Deuxièmement, les Chaldéens qu’Abraham mentionne à propos d’Ur ont été assimilés aux Kaldou, peuple araméen vivant dans le sud de la Mésopotamie au premier millénaire av. J.-C. Cependant, quand on assimile les Kaldou des documents cunéiformes aux Chaldéens de la Genèse, on rencontre plusieurs problèmes. L’un d’eux est que les Kaldou ne sont arrivés dans le sud de la Mésopotamie que longtemps après l'époque d'Abraham. Dans le même ordre d’idées, on trouve un problème dans la traduction de la Genèse où le mot Chaldée traduit l’hébreu kasddim. Ce mot a deux significations possibles dont aucune ne correspond à l'histoire d'Abraham telle que nous l'avons dans la Perle de Grand Prix. L’une des possibilités est qu’il s’agisse effectivement des Kaldou du premier millénaire av. J.-C. Malheureusement, comme noté plus haut, dans ce cas c’est un anachronisme. L'autre possibilité, si l’on se base sur la sonorité du mot, est qu'il désigne les Kassites, un groupe non sémitique qui devint la classe dirigeante à Babylone durant la seconde moitié du deuxième millénaire av. J.-C. Mais si l’on assimile les kasddim aux Kassites, on se retrouve quand même devant des problèmes d’anachronisme et de phonologie.
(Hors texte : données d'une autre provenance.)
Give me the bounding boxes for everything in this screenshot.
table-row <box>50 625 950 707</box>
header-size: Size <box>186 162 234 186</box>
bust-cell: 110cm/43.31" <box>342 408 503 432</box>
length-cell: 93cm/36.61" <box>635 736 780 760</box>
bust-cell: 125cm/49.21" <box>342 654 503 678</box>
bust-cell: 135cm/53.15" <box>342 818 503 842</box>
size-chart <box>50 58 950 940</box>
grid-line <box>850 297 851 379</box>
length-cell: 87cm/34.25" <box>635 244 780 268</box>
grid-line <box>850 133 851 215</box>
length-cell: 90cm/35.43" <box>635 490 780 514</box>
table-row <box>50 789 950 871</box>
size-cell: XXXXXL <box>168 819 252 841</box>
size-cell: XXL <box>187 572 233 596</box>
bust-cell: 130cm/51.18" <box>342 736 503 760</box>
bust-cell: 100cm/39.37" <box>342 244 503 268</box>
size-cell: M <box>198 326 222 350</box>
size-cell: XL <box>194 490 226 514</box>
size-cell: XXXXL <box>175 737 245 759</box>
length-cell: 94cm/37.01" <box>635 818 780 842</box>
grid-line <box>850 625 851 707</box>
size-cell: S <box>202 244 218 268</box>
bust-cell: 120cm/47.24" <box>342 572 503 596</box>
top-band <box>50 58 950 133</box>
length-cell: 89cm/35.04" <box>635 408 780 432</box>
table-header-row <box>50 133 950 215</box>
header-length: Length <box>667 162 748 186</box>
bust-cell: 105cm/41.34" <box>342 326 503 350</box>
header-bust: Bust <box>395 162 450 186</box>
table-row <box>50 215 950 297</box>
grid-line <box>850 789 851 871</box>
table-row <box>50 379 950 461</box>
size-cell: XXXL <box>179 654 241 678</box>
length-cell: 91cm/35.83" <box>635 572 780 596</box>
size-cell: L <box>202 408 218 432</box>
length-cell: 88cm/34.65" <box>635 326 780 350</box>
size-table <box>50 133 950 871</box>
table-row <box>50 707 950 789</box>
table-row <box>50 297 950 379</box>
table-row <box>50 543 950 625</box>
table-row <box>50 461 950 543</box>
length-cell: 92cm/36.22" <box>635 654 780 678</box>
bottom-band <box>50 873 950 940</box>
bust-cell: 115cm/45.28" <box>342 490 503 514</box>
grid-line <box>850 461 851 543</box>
Et troisièmement, parce qu'Abraham s'installa un certain temps à Charan, un centre important connu du culte du dieu-lune, les chercheurs ont supposé que la ville d'origine d'Abraham doit également avoir été un centre majeur du culte du dieu-lune. Le fait que l’Ur du sud de la Mésopotamie était également un site de ce genre tendait à confirmer qu’Abraham provenait effectivement de là-bas. Cette hypothèse n'est cependant pas justifiée parce que le livre d'Abraham dit indirectement qu’Abraham a quitté Ur en partie pour s'éloigner du culte local. Il ne se serait certainement pas rendu dans une autre localité du même culte. Cela exclurait probablement aussi l’Ur du sud de la Mésopotamie comme ville natale d'Abraham.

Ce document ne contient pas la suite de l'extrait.